As a reference, current FMLA rules state that an employee is eligible to use FMLA leave if the following conditions are met:

  • The employee has worked for the employer for at least 12 months;
  • The employee has at least 1,250 hours of service the employer during the 12 month period preceding the need for FMLA leave; and
  • The employee works at a location where the employer has at least 50 employees within a 75 mile radius.

Hours of Service

The DOL guidance states that employees who work remotely are eligible for FMLA leave on the same basis as employees who report to any other worksite to perform their job. The employer is required to keep accurate records of a remote employee’s compensable hours for FMLA eligibility purposes.

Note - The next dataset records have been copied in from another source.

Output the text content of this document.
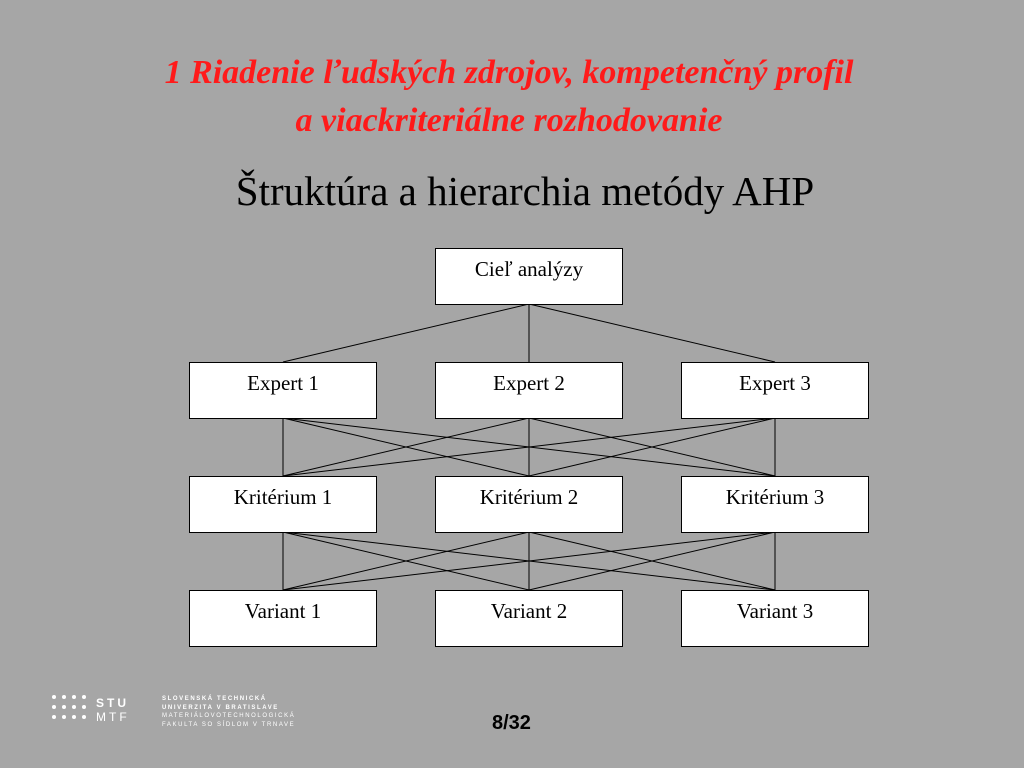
1 Riadenie ľudských zdrojov, kompetenčný profil
a viackriteriálne rozhodovanie
Štruktúra a hierarchia metódy AHP
Cieľ analýzy
Expert 1	Expert 2	Expert 3
Kritérium 1	Kritérium 2	Kritérium 3
Variant 1	Variant 2	Variant 3
STU
MTF
SLOVENSKÁ TECHNICKÁ
UNIVERZITA V BRATISLAVE
MATERIÁLOVOTECHNOLOGICKÁ
FAKULTA SO SÍDLOM V TRNAVE	8/32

For remote or telework employees, the employee’s personal residence is not considered a worksite. Rather, the worksite for FMLA purposes is the office to which the employee reports or from which their assignments are made. If 50 employees are employed within 75 miles from the location to which the employee reports, the employee would meet the FMLA eligibility requirement. In addition, the 50 employee threshold is determined by counting all employees whose worksite is in that area, including employees who work remotely.

Key Takeaways

This guidance from the Department of Labor clarifies how employers should be applying FMLA rules for employees engaged in remote work. Employers would be well-served to review this guidance from the DOL to ensure their FMLA policies remain in compliance.

The information provided is a summary of laws and regulations relating to employee benefit plan compliance. This information should not be construed as legal advice. In all cases, employers should consult with their own legal counsel.